Previously, Lee served as an artist-in-residence and violin faculty at the University of Denver and at Colorado College. She also taught at Brandeis University, and was a sought-after teacher at the New England Conservatory Preparatory School in Boston.
A graduate of the Royal Academy of Music in London and the New England Conservatory of Music in Boston, Lee earned her Doctor of Musical Arts from Boston University where she was a Roman Totenberg Scholarship recipient. Her doctoral dissertation is entitled An Analytical Study of Three String Quartets of Bernard Rands.
As a young musician, Lee was chosen to represent South Korea for the Jeunesses Musicales World Orchestra, which performed at the Berlin Philharmonie, Leipzig Gewandhaus, and Amsterdam Concertgebouw. She was a founding member of the Tonos String Quartet which won New England Conservatory’s Honor’s Quartet position. Her quartet took part in the Bank of America Celebrity Series with Rob Capilow, and performed live on Boston's WGBH radio among other concert venues throughout New England. The quartet was invited by the Joong-Ang Daily Newspaper to give a recital at Hoam Art Hall in Seoul, Korea.

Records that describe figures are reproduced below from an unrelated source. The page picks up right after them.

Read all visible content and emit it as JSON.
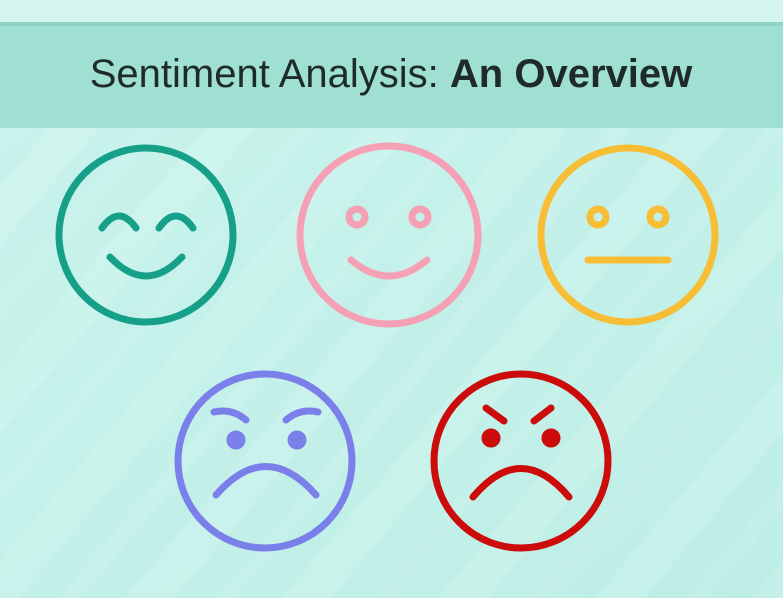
{
  "header": {
    "title": "Sentiment Analysis:",
    "emphasis": "An Overview"
  }
}
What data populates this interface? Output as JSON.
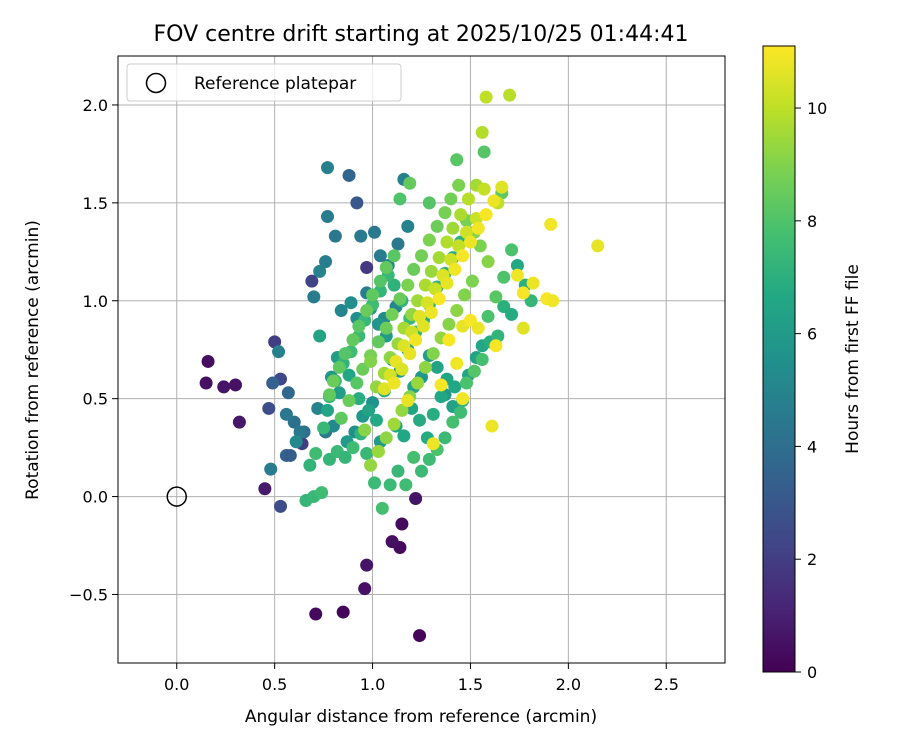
{
  "chart_data": {
    "type": "scatter",
    "title": "FOV centre drift starting at 2025/10/25 01:44:41",
    "xlabel": "Angular distance from reference (arcmin)",
    "ylabel": "Rotation from reference (arcmin)",
    "xlim": [
      -0.3,
      2.8
    ],
    "ylim": [
      -0.85,
      2.25
    ],
    "xticks": [
      0.0,
      0.5,
      1.0,
      1.5,
      2.0,
      2.5
    ],
    "xtick_labels": [
      "0.0",
      "0.5",
      "1.0",
      "1.5",
      "2.0",
      "2.5"
    ],
    "yticks": [
      -0.5,
      0.0,
      0.5,
      1.0,
      1.5,
      2.0
    ],
    "ytick_labels": [
      "−0.5",
      "0.0",
      "0.5",
      "1.0",
      "1.5",
      "2.0"
    ],
    "grid": true,
    "legend": {
      "location": "upper-left",
      "entries": [
        "Reference platepar"
      ]
    },
    "reference_point": {
      "x": 0.0,
      "y": 0.0,
      "label": "Reference platepar"
    },
    "colorbar": {
      "label": "Hours from first FF file",
      "range": [
        0,
        11.1
      ],
      "ticks": [
        0,
        2,
        4,
        6,
        8,
        10
      ],
      "tick_labels": [
        "0",
        "2",
        "4",
        "6",
        "8",
        "10"
      ],
      "colormap": "viridis"
    },
    "points": [
      [
        0.16,
        0.69,
        0.4
      ],
      [
        0.15,
        0.58,
        0.5
      ],
      [
        0.24,
        0.56,
        0.6
      ],
      [
        0.3,
        0.57,
        0.5
      ],
      [
        0.32,
        0.38,
        0.7
      ],
      [
        0.45,
        0.04,
        0.8
      ],
      [
        1.14,
        -0.26,
        0.3
      ],
      [
        1.24,
        -0.71,
        0.2
      ],
      [
        0.71,
        -0.6,
        0.3
      ],
      [
        0.85,
        -0.59,
        0.2
      ],
      [
        0.96,
        -0.47,
        0.5
      ],
      [
        1.1,
        -0.23,
        0.4
      ],
      [
        1.15,
        -0.14,
        0.3
      ],
      [
        1.22,
        -0.01,
        0.6
      ],
      [
        0.97,
        -0.35,
        0.6
      ],
      [
        0.5,
        0.79,
        2.0
      ],
      [
        0.69,
        1.1,
        2.2
      ],
      [
        0.53,
        0.6,
        2.4
      ],
      [
        0.47,
        0.45,
        2.6
      ],
      [
        0.64,
        0.27,
        2.0
      ],
      [
        0.97,
        1.17,
        1.8
      ],
      [
        0.92,
        1.5,
        3.0
      ],
      [
        0.88,
        1.64,
        3.6
      ],
      [
        0.53,
        -0.05,
        2.6
      ],
      [
        0.49,
        0.58,
        3.4
      ],
      [
        0.56,
        0.21,
        3.5
      ],
      [
        0.58,
        0.21,
        3.2
      ],
      [
        0.57,
        0.53,
        3.7
      ],
      [
        0.6,
        0.38,
        4.1
      ],
      [
        0.65,
        0.33,
        3.9
      ],
      [
        0.77,
        1.68,
        4.8
      ],
      [
        0.77,
        1.43,
        4.6
      ],
      [
        0.81,
        1.33,
        4.4
      ],
      [
        0.76,
        1.2,
        4.7
      ],
      [
        0.73,
        1.15,
        4.9
      ],
      [
        0.7,
        1.02,
        4.6
      ],
      [
        0.94,
        1.33,
        4.5
      ],
      [
        0.97,
        1.04,
        4.7
      ],
      [
        1.01,
        1.35,
        4.5
      ],
      [
        1.04,
        1.23,
        4.6
      ],
      [
        1.08,
        1.18,
        5.0
      ],
      [
        1.13,
        1.29,
        4.5
      ],
      [
        1.16,
        1.62,
        4.8
      ],
      [
        1.18,
        1.38,
        4.9
      ],
      [
        1.12,
        0.97,
        5.1
      ],
      [
        1.06,
        0.91,
        5.3
      ],
      [
        0.48,
        0.14,
        4.6
      ],
      [
        0.52,
        0.74,
        4.8
      ],
      [
        0.56,
        0.42,
        4.4
      ],
      [
        0.63,
        0.33,
        4.4
      ],
      [
        0.61,
        0.28,
        5.2
      ],
      [
        0.72,
        0.45,
        5.0
      ],
      [
        0.76,
        0.33,
        4.4
      ],
      [
        0.8,
        0.36,
        5.2
      ],
      [
        0.84,
        0.95,
        5.0
      ],
      [
        0.89,
        0.99,
        5.4
      ],
      [
        0.92,
        0.91,
        5.5
      ],
      [
        0.99,
        0.96,
        5.8
      ],
      [
        1.03,
        0.88,
        5.7
      ],
      [
        1.07,
        0.82,
        6.1
      ],
      [
        1.1,
        0.7,
        6.3
      ],
      [
        1.14,
        0.64,
        5.9
      ],
      [
        1.18,
        0.75,
        6.2
      ],
      [
        1.21,
        0.56,
        6.4
      ],
      [
        1.25,
        0.61,
        5.8
      ],
      [
        1.29,
        0.72,
        6.2
      ],
      [
        1.33,
        0.66,
        6.4
      ],
      [
        1.37,
        0.52,
        5.9
      ],
      [
        1.41,
        0.46,
        6.3
      ],
      [
        1.04,
        0.28,
        6.0
      ],
      [
        1.0,
        0.48,
        5.6
      ],
      [
        0.95,
        0.41,
        5.8
      ],
      [
        0.91,
        0.33,
        5.5
      ],
      [
        0.87,
        0.28,
        6.0
      ],
      [
        0.83,
        0.53,
        6.2
      ],
      [
        0.79,
        0.61,
        5.9
      ],
      [
        0.73,
        0.82,
        6.4
      ],
      [
        0.77,
        0.44,
        6.5
      ],
      [
        0.82,
        0.71,
        6.2
      ],
      [
        0.88,
        0.62,
        6.6
      ],
      [
        0.93,
        0.5,
        6.9
      ],
      [
        0.98,
        0.44,
        6.4
      ],
      [
        1.02,
        0.39,
        6.7
      ],
      [
        1.06,
        0.54,
        6.8
      ],
      [
        1.12,
        0.36,
        6.6
      ],
      [
        1.16,
        0.31,
        6.6
      ],
      [
        1.2,
        0.45,
        6.5
      ],
      [
        1.24,
        0.39,
        6.8
      ],
      [
        1.28,
        0.3,
        6.7
      ],
      [
        1.31,
        0.42,
        6.9
      ],
      [
        1.35,
        0.51,
        6.6
      ],
      [
        1.38,
        0.6,
        6.5
      ],
      [
        1.42,
        0.56,
        6.6
      ],
      [
        1.46,
        0.49,
        6.9
      ],
      [
        1.49,
        0.62,
        6.5
      ],
      [
        1.53,
        0.71,
        6.4
      ],
      [
        1.56,
        0.77,
        6.6
      ],
      [
        1.6,
        0.79,
        6.9
      ],
      [
        1.64,
        0.82,
        7.2
      ],
      [
        1.67,
        0.97,
        7.0
      ],
      [
        1.71,
        0.93,
        6.8
      ],
      [
        1.74,
        1.18,
        6.7
      ],
      [
        1.78,
        1.08,
        7.0
      ],
      [
        1.81,
        1.0,
        7.3
      ],
      [
        1.45,
        1.3,
        7.1
      ],
      [
        1.41,
        1.22,
        6.9
      ],
      [
        1.37,
        1.14,
        7.0
      ],
      [
        1.33,
        1.07,
        7.2
      ],
      [
        1.29,
        0.98,
        7.1
      ],
      [
        1.26,
        0.9,
        6.9
      ],
      [
        1.22,
        0.84,
        7.3
      ],
      [
        1.19,
        0.91,
        7.5
      ],
      [
        1.15,
        1.0,
        7.2
      ],
      [
        1.11,
        1.08,
        7.1
      ],
      [
        1.08,
        1.13,
        7.4
      ],
      [
        1.04,
        1.05,
        7.3
      ],
      [
        1.0,
        0.98,
        7.6
      ],
      [
        0.96,
        0.9,
        7.4
      ],
      [
        0.93,
        0.82,
        7.5
      ],
      [
        0.89,
        0.74,
        7.6
      ],
      [
        0.85,
        0.68,
        7.2
      ],
      [
        0.81,
        0.59,
        7.5
      ],
      [
        0.78,
        0.51,
        7.3
      ],
      [
        0.75,
        0.35,
        7.4
      ],
      [
        0.71,
        0.22,
        7.6
      ],
      [
        0.68,
        0.16,
        7.2
      ],
      [
        0.66,
        -0.02,
        7.3
      ],
      [
        0.7,
        0.0,
        7.4
      ],
      [
        0.74,
        0.02,
        7.6
      ],
      [
        0.78,
        0.19,
        7.3
      ],
      [
        0.82,
        0.23,
        7.5
      ],
      [
        0.86,
        0.2,
        7.3
      ],
      [
        0.9,
        0.25,
        7.6
      ],
      [
        0.94,
        0.32,
        7.2
      ],
      [
        0.97,
        0.22,
        7.4
      ],
      [
        1.01,
        0.07,
        7.5
      ],
      [
        1.05,
        -0.06,
        7.8
      ],
      [
        1.09,
        0.06,
        7.5
      ],
      [
        1.13,
        0.13,
        7.4
      ],
      [
        1.17,
        0.06,
        7.6
      ],
      [
        1.21,
        0.2,
        7.8
      ],
      [
        1.25,
        0.13,
        7.5
      ],
      [
        1.29,
        0.19,
        7.6
      ],
      [
        1.33,
        0.24,
        7.9
      ],
      [
        1.37,
        0.3,
        7.5
      ],
      [
        1.41,
        0.38,
        7.8
      ],
      [
        1.45,
        0.43,
        7.6
      ],
      [
        1.48,
        0.58,
        7.9
      ],
      [
        1.52,
        0.64,
        8.1
      ],
      [
        1.56,
        0.7,
        7.8
      ],
      [
        1.59,
        0.92,
        7.9
      ],
      [
        1.63,
        1.02,
        8.2
      ],
      [
        1.67,
        1.12,
        8.0
      ],
      [
        1.71,
        1.26,
        7.9
      ],
      [
        1.66,
        1.55,
        8.3
      ],
      [
        1.57,
        1.76,
        8.1
      ],
      [
        1.43,
        1.72,
        8.2
      ],
      [
        1.29,
        1.5,
        8.1
      ],
      [
        1.19,
        1.6,
        8.4
      ],
      [
        1.14,
        1.52,
        8.0
      ],
      [
        1.11,
        1.23,
        8.2
      ],
      [
        1.07,
        1.17,
        8.4
      ],
      [
        1.04,
        1.1,
        8.1
      ],
      [
        1.0,
        1.03,
        8.3
      ],
      [
        0.97,
        0.95,
        8.5
      ],
      [
        0.93,
        0.87,
        8.2
      ],
      [
        0.9,
        0.8,
        8.4
      ],
      [
        0.86,
        0.73,
        8.1
      ],
      [
        0.83,
        0.66,
        8.3
      ],
      [
        0.8,
        0.59,
        8.6
      ],
      [
        0.78,
        0.52,
        8.4
      ],
      [
        0.84,
        0.4,
        8.3
      ],
      [
        0.88,
        0.49,
        8.5
      ],
      [
        0.92,
        0.58,
        8.2
      ],
      [
        0.95,
        0.65,
        8.6
      ],
      [
        0.99,
        0.72,
        8.8
      ],
      [
        1.03,
        0.79,
        8.4
      ],
      [
        1.07,
        0.86,
        8.6
      ],
      [
        1.1,
        0.93,
        8.7
      ],
      [
        1.14,
        1.01,
        8.5
      ],
      [
        1.18,
        1.08,
        8.9
      ],
      [
        1.21,
        1.16,
        8.6
      ],
      [
        1.25,
        1.23,
        8.7
      ],
      [
        1.29,
        1.31,
        8.9
      ],
      [
        1.33,
        1.38,
        8.6
      ],
      [
        1.37,
        1.45,
        8.8
      ],
      [
        1.4,
        1.52,
        8.7
      ],
      [
        1.44,
        1.59,
        8.9
      ],
      [
        1.48,
        1.41,
        8.8
      ],
      [
        1.52,
        1.35,
        9.0
      ],
      [
        1.55,
        1.28,
        8.9
      ],
      [
        1.59,
        1.2,
        9.1
      ],
      [
        1.51,
        1.1,
        8.9
      ],
      [
        1.47,
        1.03,
        9.0
      ],
      [
        1.43,
        0.95,
        9.2
      ],
      [
        1.39,
        0.88,
        9.1
      ],
      [
        1.35,
        0.81,
        9.3
      ],
      [
        1.31,
        0.73,
        9.0
      ],
      [
        1.27,
        0.66,
        9.2
      ],
      [
        1.23,
        0.58,
        9.4
      ],
      [
        1.19,
        0.51,
        9.1
      ],
      [
        1.15,
        0.44,
        9.3
      ],
      [
        1.11,
        0.37,
        9.5
      ],
      [
        1.07,
        0.3,
        9.2
      ],
      [
        1.03,
        0.23,
        9.4
      ],
      [
        0.99,
        0.16,
        9.3
      ],
      [
        0.96,
        0.34,
        9.1
      ],
      [
        0.99,
        0.69,
        9.0
      ],
      [
        1.02,
        0.56,
        9.3
      ],
      [
        1.06,
        0.63,
        9.5
      ],
      [
        1.09,
        0.71,
        9.2
      ],
      [
        1.13,
        0.78,
        9.4
      ],
      [
        1.16,
        0.86,
        9.6
      ],
      [
        1.2,
        0.93,
        9.3
      ],
      [
        1.23,
        1.0,
        9.5
      ],
      [
        1.27,
        1.08,
        9.7
      ],
      [
        1.3,
        1.15,
        9.4
      ],
      [
        1.34,
        1.22,
        9.6
      ],
      [
        1.38,
        1.3,
        9.8
      ],
      [
        1.41,
        1.37,
        9.5
      ],
      [
        1.45,
        1.44,
        9.7
      ],
      [
        1.49,
        1.52,
        9.9
      ],
      [
        1.53,
        1.59,
        9.6
      ],
      [
        1.56,
        1.86,
        9.8
      ],
      [
        1.58,
        2.04,
        10.0
      ],
      [
        1.7,
        2.05,
        9.9
      ],
      [
        1.57,
        1.57,
        10.1
      ],
      [
        1.64,
        1.5,
        10.0
      ],
      [
        1.53,
        1.42,
        10.2
      ],
      [
        1.48,
        1.35,
        10.3
      ],
      [
        1.44,
        1.28,
        10.1
      ],
      [
        1.4,
        1.21,
        10.3
      ],
      [
        1.36,
        1.13,
        10.5
      ],
      [
        1.32,
        1.06,
        10.2
      ],
      [
        1.28,
        0.99,
        10.4
      ],
      [
        1.24,
        0.92,
        10.6
      ],
      [
        1.2,
        0.84,
        10.3
      ],
      [
        1.16,
        0.77,
        10.5
      ],
      [
        1.12,
        0.69,
        10.7
      ],
      [
        1.09,
        0.62,
        10.4
      ],
      [
        1.06,
        0.55,
        10.6
      ],
      [
        1.11,
        0.58,
        10.8
      ],
      [
        1.15,
        0.65,
        10.5
      ],
      [
        1.19,
        0.73,
        10.7
      ],
      [
        1.22,
        0.8,
        10.9
      ],
      [
        1.26,
        0.87,
        10.6
      ],
      [
        1.3,
        0.94,
        10.8
      ],
      [
        1.34,
        1.01,
        11.0
      ],
      [
        1.38,
        1.09,
        10.7
      ],
      [
        1.42,
        1.16,
        10.9
      ],
      [
        1.46,
        1.23,
        11.0
      ],
      [
        1.5,
        1.3,
        10.8
      ],
      [
        1.54,
        1.37,
        10.9
      ],
      [
        1.58,
        1.44,
        11.0
      ],
      [
        1.62,
        1.51,
        10.8
      ],
      [
        1.66,
        1.58,
        10.6
      ],
      [
        1.74,
        1.13,
        10.9
      ],
      [
        1.77,
        1.04,
        11.0
      ],
      [
        1.82,
        1.09,
        10.8
      ],
      [
        1.89,
        1.01,
        11.0
      ],
      [
        1.92,
        1.0,
        10.9
      ],
      [
        1.91,
        1.39,
        10.9
      ],
      [
        2.15,
        1.28,
        10.7
      ],
      [
        1.77,
        0.86,
        10.6
      ],
      [
        1.63,
        0.77,
        11.0
      ],
      [
        1.61,
        0.36,
        10.8
      ],
      [
        1.46,
        0.5,
        10.9
      ],
      [
        1.35,
        0.57,
        11.0
      ],
      [
        1.18,
        0.49,
        10.7
      ],
      [
        1.31,
        0.27,
        10.8
      ],
      [
        1.39,
        0.8,
        11.0
      ],
      [
        1.43,
        0.68,
        10.9
      ],
      [
        1.46,
        0.87,
        10.7
      ],
      [
        1.5,
        0.9,
        11.0
      ],
      [
        1.54,
        0.86,
        10.8
      ]
    ]
  }
}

Lee has been invited to various music festivals including Aspen, Banff, and Sarasota where she performed solo and chamber recitals. While she was in graduate school, she won a position in the DaVinci Quartet and toured throughout the United States, giving concerts and masterclasses. Concurrently, she won a position in the Colorado Springs Symphony (now Philharmonic), and became a tenured member.
As an avid new music advocate, Lee gave world premieres of chamber music and solo works by many contemporary composers. Among the composers with whom she has closely collaborated are Bernard Rands, Augusta Read Thomas, Samuel Adler, and Jennifer Higdon.